This simple vegan boba milk tea is based on the sweet, milky tea I had when I lived in Vietnam for a few months back in 2009! So creamy, lightly sweet and full of delicious boba!
This summer seems the be the summer of nostalgia for me and veganizing some Asian classics (like fire noodles, banh bot loc, thit kho, and braised eggplant)! This bubble tea is based on the original Taiwanese boba milk tea, which is a creamy, lightly sweetened black tea with chewy tapioca pearls (aka boba or bubbles)! Of course as you try different versions, there are more additions like grass jelly (usually vegan!), lychee jelly (also vegan!), popping boba (also vegan-friendly!)
Huh. I hadn’t realized how many toppings for boba that are totally vegan, because most bubble tea places don’t tend to have non-dairy creamers/milks. But now that places like Cha Time are introducing oat milk, now I can get more fun toppings that work better with a milk tea!
For most boba shops that aren’t very vegan-friendly, I usually get a slushy-style bubble tea or a black tea/green tea boba without any milk; but the milky tea is just so good! I’ve tried various black teas, but the one that comes closest to the type of tea I remember is Hong Kong style breakfast tea (which from what I’ve learned is commonly served hot with evaporated milk). I see it in Asian grocery stores in tea bags or as a bag of loose ground tea leaves.
The one I used for this is ground so I brewed it in a larger cup, then strained through a coffee strainer. If you have a fine mesh sieve or tea strainer, that would work too! I was also told that this tea likes to be aerated, so people have told me to pour the tea from high up to “aerate” it? As someone who chronically spills and breaks glasses all the time, I feel like this is a terrible idea for me to do, so I aerate artificially with the coffee filter.

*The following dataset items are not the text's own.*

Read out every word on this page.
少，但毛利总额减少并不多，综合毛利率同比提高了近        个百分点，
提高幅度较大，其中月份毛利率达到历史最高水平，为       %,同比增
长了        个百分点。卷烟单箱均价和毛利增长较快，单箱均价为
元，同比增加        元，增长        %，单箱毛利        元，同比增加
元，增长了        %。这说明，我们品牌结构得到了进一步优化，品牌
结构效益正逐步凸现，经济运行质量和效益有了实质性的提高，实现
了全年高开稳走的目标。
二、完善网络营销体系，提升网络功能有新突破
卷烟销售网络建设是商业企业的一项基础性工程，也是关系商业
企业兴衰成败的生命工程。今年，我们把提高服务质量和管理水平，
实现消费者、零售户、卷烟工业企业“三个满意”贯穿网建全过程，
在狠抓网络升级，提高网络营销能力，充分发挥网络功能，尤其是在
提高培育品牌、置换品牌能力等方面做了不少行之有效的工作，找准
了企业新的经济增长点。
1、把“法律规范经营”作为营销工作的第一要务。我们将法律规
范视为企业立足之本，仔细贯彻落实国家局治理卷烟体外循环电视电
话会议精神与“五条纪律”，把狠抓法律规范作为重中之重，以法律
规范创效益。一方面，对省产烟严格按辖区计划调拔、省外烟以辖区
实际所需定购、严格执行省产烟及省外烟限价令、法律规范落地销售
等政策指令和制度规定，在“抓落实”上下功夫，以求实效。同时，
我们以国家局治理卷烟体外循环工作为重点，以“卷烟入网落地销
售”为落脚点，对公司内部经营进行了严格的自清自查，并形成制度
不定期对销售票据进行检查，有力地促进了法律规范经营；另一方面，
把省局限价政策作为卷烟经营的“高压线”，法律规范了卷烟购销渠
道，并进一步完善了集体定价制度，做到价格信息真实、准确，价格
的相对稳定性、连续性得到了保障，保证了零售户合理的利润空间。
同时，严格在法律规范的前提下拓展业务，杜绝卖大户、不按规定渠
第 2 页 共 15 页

If you want it nicely chilled like at bubble tea shops, you can use a cocktail shaker with ice to quickly shake up and cool the tea, then pour the tea over your fresh boba, add milk and ice to your liking! Shaking up the tea quickly with the ice cools the tea faster so it has less time to melt the ice (and thus diluting the tea). If you were like me and inexplicably lost/donated/threw out your cocktail shaker somewhere in the last move, then you can just skip this part and just have slightly diluted tea.
For the milky part of this tea, traditionally Hong Kong milk tea uses evaporated milk, but I’ve also seen some people use sweetened condensed milk. Luckily, we have vegan versions of it now but it’s typically coconut-based (and often kind of pricey). I find that swapping the milky component for a nice, creamy soy milk or oat milk, or a nice and rich coffee creamer will do just the trick! If I have Silk soy coffee creamer, that’s usually my go-to choice, but if I only have soy milk, I just increase the amount of sugar (from 1 tbsp to 2 tbsp) in the sugar syrup, then use more soy milk. It’s always been a delicious time!
Lastly, it’s important to note that when you cook the boba, it’s not sweetened at all, so if you add the simple syrup separately from the bubbles, they won’t have absorbed any of that sweetness. I’ve found best results by cooking the tapioca pearls for an extra minute or so with the sugar syrup to be the best way to infuse some of the sweetness into the tapioca while also using the remaining simple syrup as a sweetener for the rest of the drink. Trust me, I learned the hard way!